When people get stressed, they tend to hold it in a particular area; their foreheads, chest, legs, and some even start moving their feet or hands to combat the stress. It is important to identify where you hold your stress, so you can work on releasing it. The other thing that happens, is we lose track of our respiration. The pattern that develops is small, shallow breaths, usually with a period of holding that breath in between. If you consider 100% a good, full, deep breath, then the situation above would be about 33% of a normal, controlled breath. This is subconscious in nature, but it actually adds to the anxiety of the stress. The body knows something is wrong, even though consciously, you are not aware that your breathing pattern has changed. So now, you can start seeing a pattern in my teaching. As always, the first thing you need to do to be able to change your respiratory pattern, and change the stressful reaction, is to be aware that you are holding stress, and breathing improperly. Only when you are aware can you change your environment. (Have you heard that before?) Once you are aware, then simply exhale, and exhale fully, relaxing your body along the way. When you do this, it will feel really good! The tension is suddenly gone, and the body relaxes. Now you can take control of your breathing.

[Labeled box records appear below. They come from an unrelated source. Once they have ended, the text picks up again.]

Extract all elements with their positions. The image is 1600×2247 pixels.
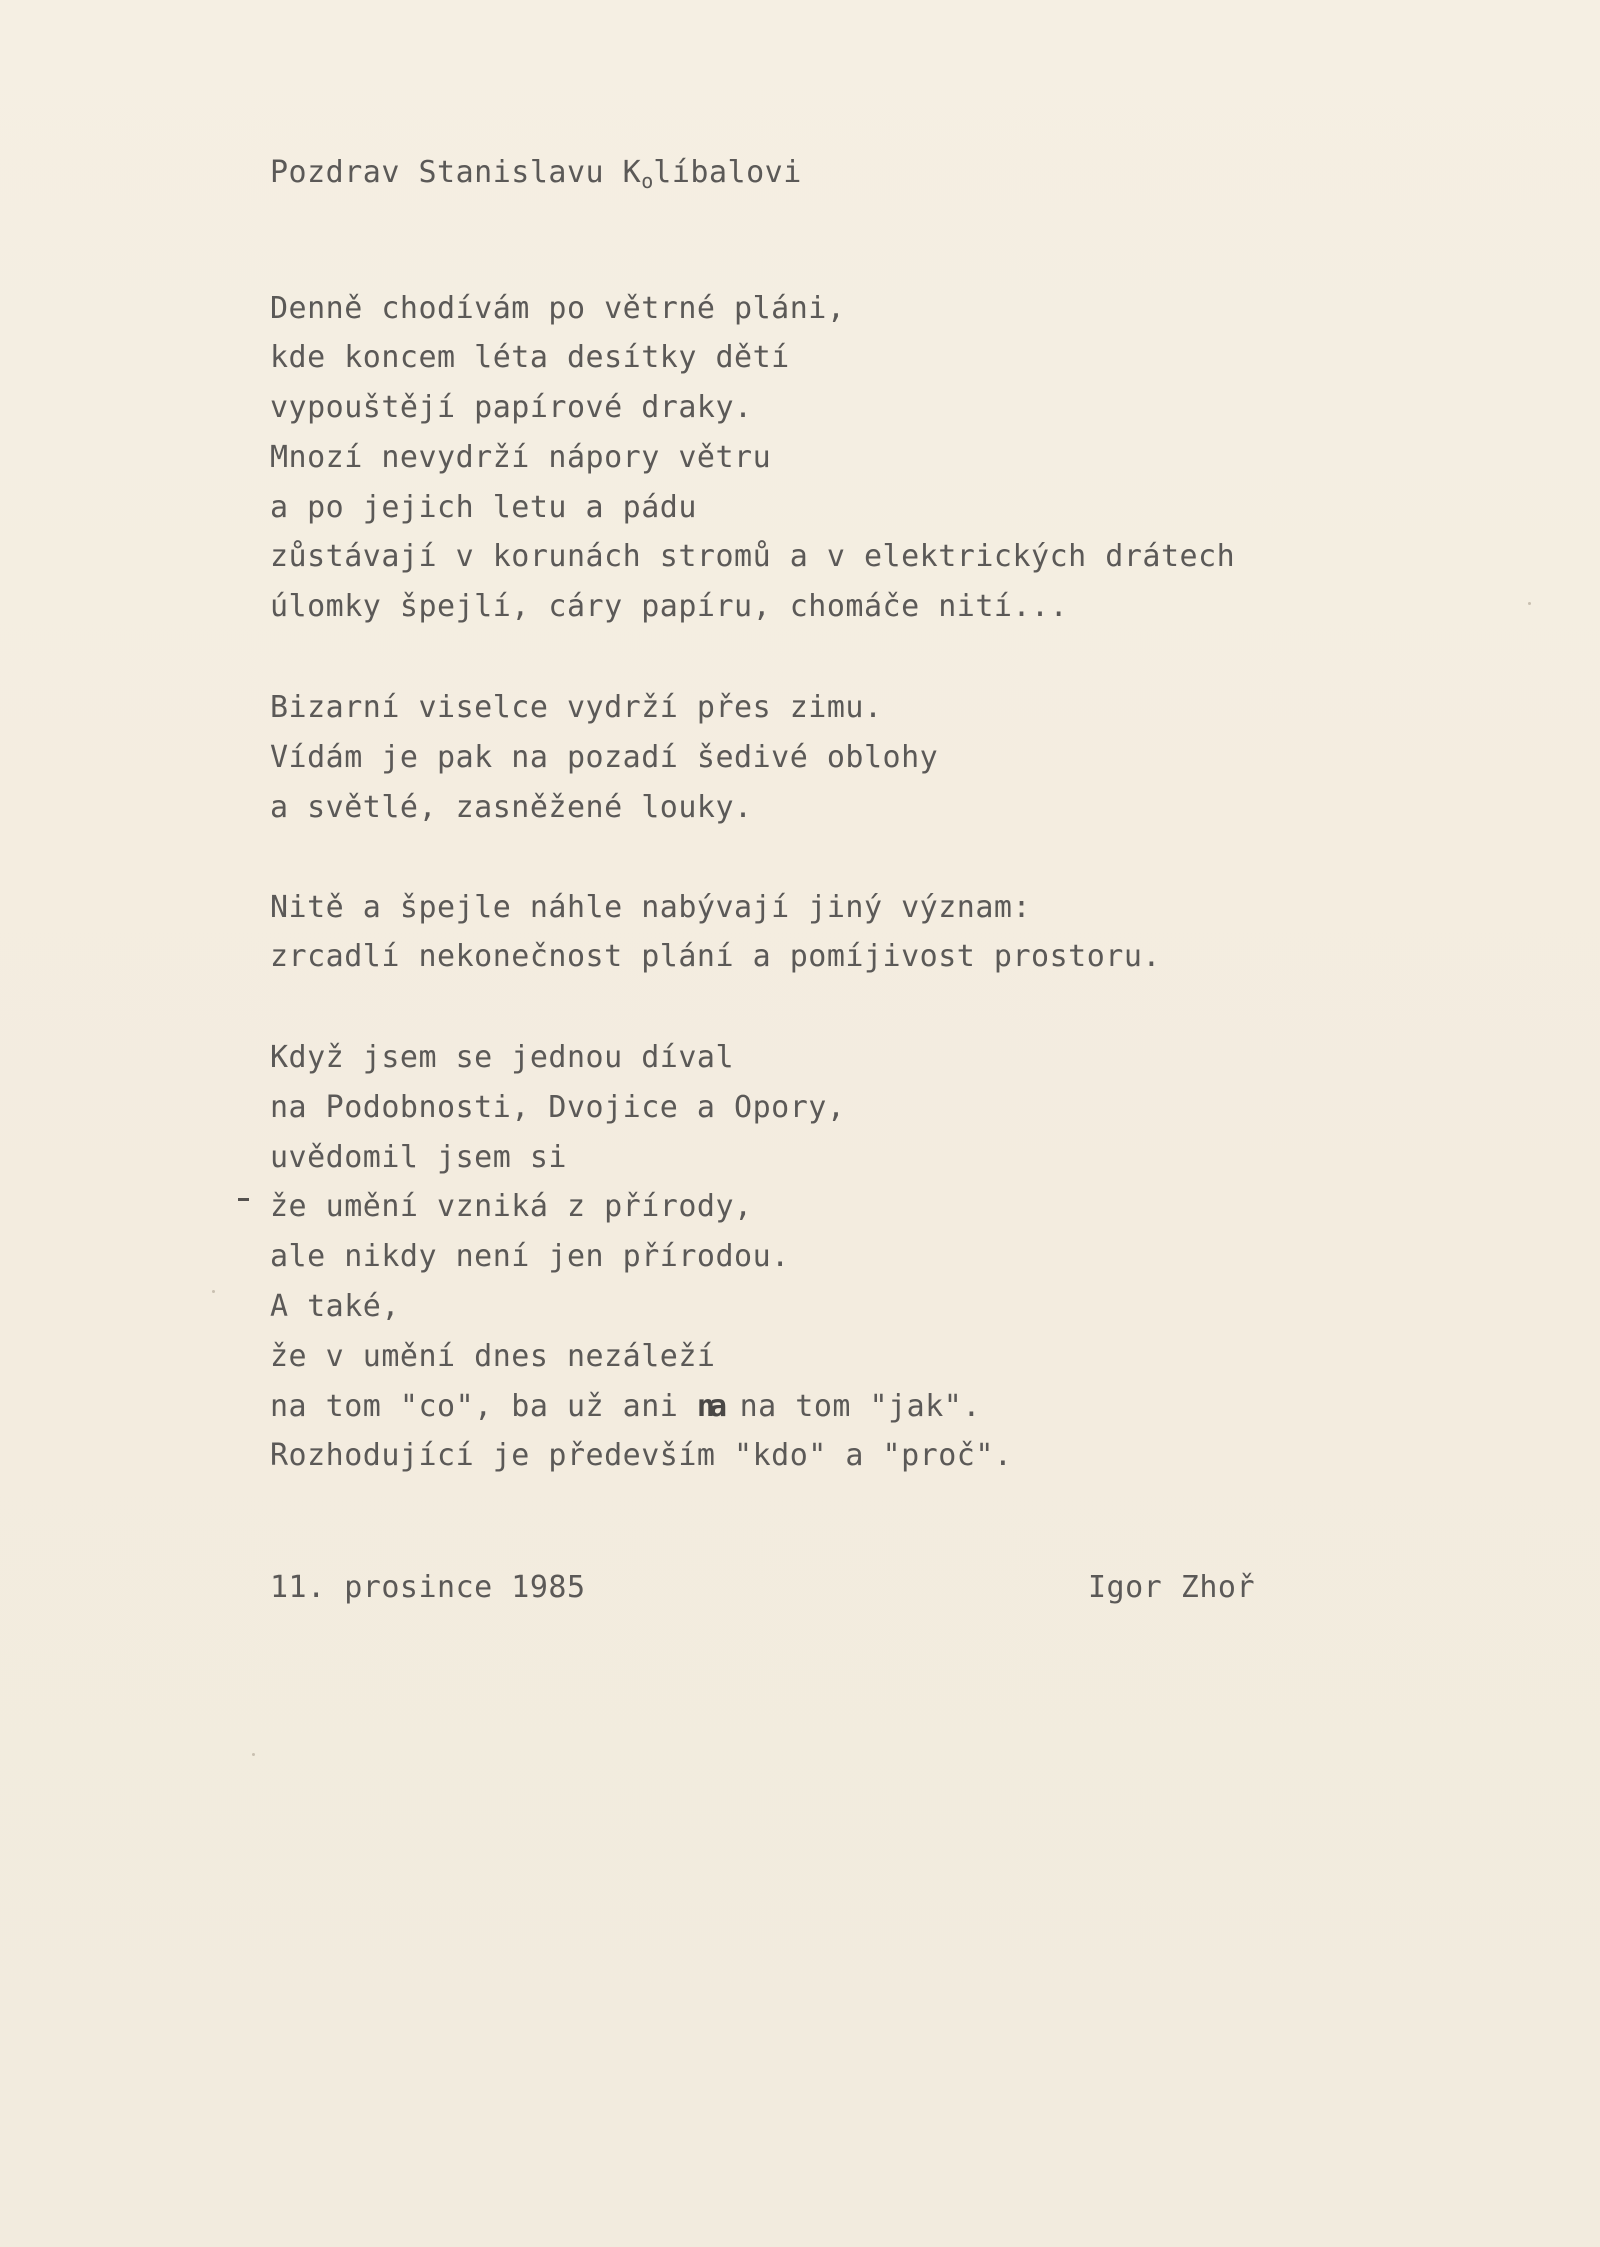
poem-line: Vídám je pak na pozadí šedivé oblohy	[270, 740, 939, 775]
poem-line: A také,	[270, 1289, 400, 1324]
poem-line: uvědomil jsem si	[270, 1140, 567, 1175]
title-text-start: Pozdrav Stanislavu K	[270, 155, 642, 190]
paper-speck	[252, 1753, 255, 1756]
poem-line: Nitě a špejle náhle nabývají jiný význam:	[270, 890, 1032, 925]
line-text-start: na tom "co", ba už ani	[270, 1389, 697, 1424]
paper-speck	[1528, 602, 1531, 605]
poem-line: Když jsem se jednou díval	[270, 1040, 735, 1075]
poem-line: že v umění dnes nezáleží	[270, 1339, 716, 1374]
title-subscript-letter: o	[641, 169, 654, 193]
margin-dash-mark	[238, 1198, 249, 1201]
poem-line-with-correction	[270, 1389, 981, 1425]
poem-line: vypouštějí papírové draky.	[270, 390, 753, 425]
poem-line: že umění vzniká z přírody,	[270, 1189, 753, 1224]
poem-line: Mnozí nevydrží nápory větru	[270, 440, 772, 475]
poem-line: Denně chodívám po větrné pláni,	[270, 291, 846, 326]
line-text-end: na tom "jak".	[721, 1389, 981, 1424]
author-signature: Igor Zhoř	[1088, 1570, 1256, 1605]
poem-title	[270, 155, 802, 199]
poem-line: a po jejich letu a pádu	[270, 490, 697, 525]
poem-line: úlomky špejlí, cáry papíru, chomáče nití...	[270, 589, 1069, 624]
title-text-end: líbalovi	[653, 155, 802, 190]
poem-line: Rozhodující je především "kdo" a "proč".	[270, 1438, 1013, 1473]
poem-line: na Podobnosti, Dvojice a Opory,	[270, 1090, 846, 1125]
struck-out-word: na	[696, 1389, 722, 1424]
date: 11. prosince 1985	[270, 1570, 586, 1605]
poem-line: a světlé, zasněžené louky.	[270, 790, 753, 825]
poem-line: Bizarní viselce vydrží přes zimu.	[270, 690, 883, 725]
poem-line: ale nikdy není jen přírodou.	[270, 1239, 790, 1274]
poem-line: zrcadlí nekonečnost plání a pomíjivost prostoru.	[270, 939, 1161, 974]
paper-speck	[212, 1290, 215, 1293]
poem-line: zůstávají v korunách stromů a v elektrických drátech	[270, 539, 1236, 574]
poem-line: kde koncem léta desítky dětí	[270, 340, 790, 375]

There are many different breath exercises to do, but this one is one of my favorites, and it is by far the easiest to teach, and easiest for the student to do. Breathe in through your nose for about 4 seconds, counting the seconds in your head. (you can use one, one thousand, two, one thousand, etc as a guide). You can shorten this or lengthen the time if you need to, but 4 seconds is a good time period. Then, hold your breath for 4 seconds, then exhale through your mouth, controlled for 4 seconds, and finally, don't inhale for 4 seconds after you fully exhale. This end part is the most important part of the exercise, as the body is in its most still position. Notice the feeling that you have when you have exhaled fully. After a few times, you will notice that you do not need to take a breath in right away. That's good. Just sit in the emptiness. Feel it. Experience it. This is where you will find your calm, and alleviate your stress. Do not pay attention to any thoughts that pop into your head. If thoughts come in, start breathing again, concentrating on the counting of the seconds. That is why we do that, to concentrate on something other than the runaway thoughts in your brain. After a while, you will notice that you are not counting anymore, yet you are not thinking of anything. Welcome to a meditative state! This is a great exercise to do on a regular basis, but it also is something simple you can do anytime you feel stressed. Combine this with relaxing your muscles when you exhale, and you will feel a calm, relaxed state. Stay here for a while, and then continue with your activities.

When you control your breathing, you control your body systems, and you will find a calm place inside of you. When you are calm on the inside, nothing outside can create the "stress" within you, since that place is already filled with calm. Remember, an external situation only effects you if you let it. If you approach the situation with calm from deep within you, then your reaction to the situation will be calm. If you react from an emotional or egotistical place, then your reaction will be filled with stress and dis-comfort. Know that you have a choice. Practicing good breath work will continuously keep you in a calm place.